I tear my gaze from watching her little tongue slip back inside her mouth. “Right. Growing up here, I didn’t really appreciate it. When I left for the military, I expected to love traveling and seeing new places. But there’s a lot of sand in the Middle East, and though the sky is beautifully blue, I’m just not wired for hot, dry desert climates. When I left the service, I knew exactly where I belonged. Back in the mountains.”
I sip my beer. It’s weird to think of me back then. Weary from combat and the constant vigilance of living in a war zone. Ready for a new start. When Chief Kauffman offered me a job and that the department would pay for my academy, I signed without a second thought.
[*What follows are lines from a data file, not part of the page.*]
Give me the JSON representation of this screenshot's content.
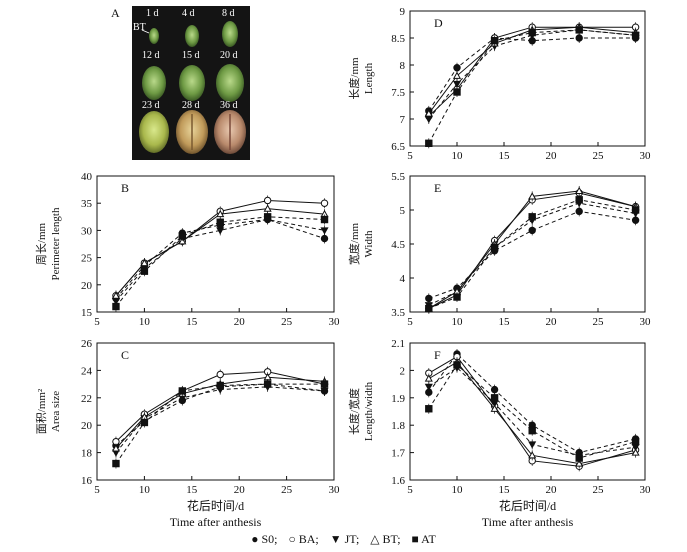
{
  "figure": {
    "photo_panel": {
      "letter": "A",
      "stage_labels": [
        "1 d",
        "4 d",
        "8 d",
        "12 d",
        "15 d",
        "20 d",
        "23 d",
        "28 d",
        "36 d"
      ],
      "structure_label": "BT"
    },
    "x_axis_cn": "花后时间/d",
    "x_axis_en": "Time after anthesis",
    "legend": [
      {
        "symbol": "●",
        "label": "S0;"
      },
      {
        "symbol": "○",
        "label": "BA;"
      },
      {
        "symbol": "▼",
        "label": "JT;"
      },
      {
        "symbol": "△",
        "label": "BT;"
      },
      {
        "symbol": "■",
        "label": "AT"
      }
    ]
  },
  "chart_data": [
    {
      "id": "B",
      "type": "line",
      "letter": "B",
      "ylabel_cn": "周长/mm",
      "ylabel_en": "Perimeter length",
      "xlabel": "",
      "xlim": [
        5,
        30
      ],
      "ylim": [
        15,
        40
      ],
      "xticks": [
        5,
        10,
        15,
        20,
        25,
        30
      ],
      "yticks": [
        15,
        20,
        25,
        30,
        35,
        40
      ],
      "x": [
        7,
        10,
        14,
        18,
        23,
        29
      ],
      "series": [
        {
          "name": "S0",
          "marker": "circle-filled",
          "dash": true,
          "values": [
            17.5,
            23.5,
            29.5,
            31.0,
            32.0,
            28.5
          ]
        },
        {
          "name": "BA",
          "marker": "circle-open",
          "dash": false,
          "values": [
            18.0,
            24.0,
            28.0,
            33.5,
            35.5,
            35.0
          ]
        },
        {
          "name": "JT",
          "marker": "triangle-down",
          "dash": true,
          "values": [
            17.0,
            23.0,
            28.5,
            30.0,
            32.0,
            30.0
          ]
        },
        {
          "name": "BT",
          "marker": "triangle-open",
          "dash": false,
          "values": [
            18.0,
            24.0,
            28.0,
            33.0,
            34.0,
            33.0
          ]
        },
        {
          "name": "AT",
          "marker": "square-filled",
          "dash": true,
          "values": [
            16.0,
            22.5,
            29.0,
            31.5,
            32.5,
            32.0
          ]
        }
      ]
    },
    {
      "id": "C",
      "type": "line",
      "letter": "C",
      "ylabel_cn": "面积/mm²",
      "ylabel_en": "Area size",
      "xlabel": "",
      "xlim": [
        5,
        30
      ],
      "ylim": [
        16,
        26
      ],
      "xticks": [
        5,
        10,
        15,
        20,
        25,
        30
      ],
      "yticks": [
        16,
        18,
        20,
        22,
        24,
        26
      ],
      "x": [
        7,
        10,
        14,
        18,
        23,
        29
      ],
      "series": [
        {
          "name": "S0",
          "marker": "circle-filled",
          "dash": true,
          "values": [
            18.5,
            20.3,
            21.8,
            22.8,
            23.0,
            22.5
          ]
        },
        {
          "name": "BA",
          "marker": "circle-open",
          "dash": false,
          "values": [
            18.8,
            20.8,
            22.5,
            23.7,
            23.9,
            23.0
          ]
        },
        {
          "name": "JT",
          "marker": "triangle-down",
          "dash": true,
          "values": [
            18.0,
            20.5,
            22.0,
            22.6,
            22.8,
            22.5
          ]
        },
        {
          "name": "BT",
          "marker": "triangle-open",
          "dash": false,
          "values": [
            18.3,
            20.6,
            22.3,
            23.0,
            23.5,
            23.2
          ]
        },
        {
          "name": "AT",
          "marker": "square-filled",
          "dash": true,
          "values": [
            17.2,
            20.2,
            22.5,
            22.9,
            23.0,
            23.0
          ]
        }
      ]
    },
    {
      "id": "D",
      "type": "line",
      "letter": "D",
      "ylabel_cn": "长度/mm",
      "ylabel_en": "Length",
      "xlabel": "",
      "xlim": [
        5,
        30
      ],
      "ylim": [
        6.5,
        9.0
      ],
      "xticks": [
        5,
        10,
        15,
        20,
        25,
        30
      ],
      "yticks": [
        6.5,
        7.0,
        7.5,
        8.0,
        8.5,
        9.0
      ],
      "x": [
        7,
        10,
        14,
        18,
        23,
        29
      ],
      "series": [
        {
          "name": "S0",
          "marker": "circle-filled",
          "dash": true,
          "values": [
            7.15,
            7.95,
            8.5,
            8.45,
            8.5,
            8.5
          ]
        },
        {
          "name": "BA",
          "marker": "circle-open",
          "dash": false,
          "values": [
            7.05,
            7.55,
            8.5,
            8.7,
            8.7,
            8.7
          ]
        },
        {
          "name": "JT",
          "marker": "triangle-down",
          "dash": true,
          "values": [
            7.0,
            7.65,
            8.35,
            8.55,
            8.65,
            8.55
          ]
        },
        {
          "name": "BT",
          "marker": "triangle-open",
          "dash": false,
          "values": [
            7.1,
            7.8,
            8.4,
            8.65,
            8.7,
            8.6
          ]
        },
        {
          "name": "AT",
          "marker": "square-filled",
          "dash": true,
          "values": [
            6.55,
            7.5,
            8.45,
            8.6,
            8.65,
            8.55
          ]
        }
      ]
    },
    {
      "id": "E",
      "type": "line",
      "letter": "E",
      "ylabel_cn": "宽度/mm",
      "ylabel_en": "Width",
      "xlabel": "",
      "xlim": [
        5,
        30
      ],
      "ylim": [
        3.5,
        5.5
      ],
      "xticks": [
        5,
        10,
        15,
        20,
        25,
        30
      ],
      "yticks": [
        3.5,
        4.0,
        4.5,
        5.0,
        5.5
      ],
      "x": [
        7,
        10,
        14,
        18,
        23,
        29
      ],
      "series": [
        {
          "name": "S0",
          "marker": "circle-filled",
          "dash": true,
          "values": [
            3.7,
            3.85,
            4.4,
            4.7,
            4.98,
            4.85
          ]
        },
        {
          "name": "BA",
          "marker": "circle-open",
          "dash": false,
          "values": [
            3.55,
            3.75,
            4.55,
            5.15,
            5.25,
            5.05
          ]
        },
        {
          "name": "JT",
          "marker": "triangle-down",
          "dash": true,
          "values": [
            3.6,
            3.8,
            4.45,
            4.85,
            5.1,
            4.95
          ]
        },
        {
          "name": "BT",
          "marker": "triangle-open",
          "dash": false,
          "values": [
            3.55,
            3.8,
            4.5,
            5.2,
            5.28,
            5.05
          ]
        },
        {
          "name": "AT",
          "marker": "square-filled",
          "dash": true,
          "values": [
            3.55,
            3.72,
            4.45,
            4.9,
            5.15,
            5.0
          ]
        }
      ]
    },
    {
      "id": "F",
      "type": "line",
      "letter": "F",
      "ylabel_cn": "长度/宽度",
      "ylabel_en": "Length/width",
      "xlabel": "",
      "xlim": [
        5,
        30
      ],
      "ylim": [
        1.6,
        2.1
      ],
      "xticks": [
        5,
        10,
        15,
        20,
        25,
        30
      ],
      "yticks": [
        1.6,
        1.7,
        1.8,
        1.9,
        2.0,
        2.1
      ],
      "x": [
        7,
        10,
        14,
        18,
        23,
        29
      ],
      "series": [
        {
          "name": "S0",
          "marker": "circle-filled",
          "dash": true,
          "values": [
            1.92,
            2.06,
            1.93,
            1.8,
            1.7,
            1.75
          ]
        },
        {
          "name": "BA",
          "marker": "circle-open",
          "dash": false,
          "values": [
            1.99,
            2.05,
            1.87,
            1.67,
            1.65,
            1.71
          ]
        },
        {
          "name": "JT",
          "marker": "triangle-down",
          "dash": true,
          "values": [
            1.94,
            2.01,
            1.88,
            1.73,
            1.69,
            1.72
          ]
        },
        {
          "name": "BT",
          "marker": "triangle-open",
          "dash": false,
          "values": [
            1.97,
            2.03,
            1.86,
            1.69,
            1.66,
            1.7
          ]
        },
        {
          "name": "AT",
          "marker": "square-filled",
          "dash": true,
          "values": [
            1.86,
            2.02,
            1.9,
            1.78,
            1.68,
            1.74
          ]
        }
      ]
    }
  ]
}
It reminds me of my pledge to do right by him. To run the department the way he trained me, and to win the election so I can continue doing so.
“Your parents are still here, right?” Cora asks, setting down her glass.
“They moved to Juneau last year when Mom’s arthritis got bad. They have a really great care facility there, and Dad lives across the street at a Senior Living Center. They spend just about every minute of the day together.” I don’t share that one of the nurses walked in on them kissing in Mom’s room.
She gives me a pensive glance. “That must be hard with them living so far away.”
“I visit every month or so. They’re doing better than they would here. The winters are too cold and wet. Dad’s eyesight is declining and he doesn’t like to drive anymore. In Juneau, he doesn’t have to. Everything is close by. The library, a sports pub, a grocery store, the pier so he can still fish if he wants.”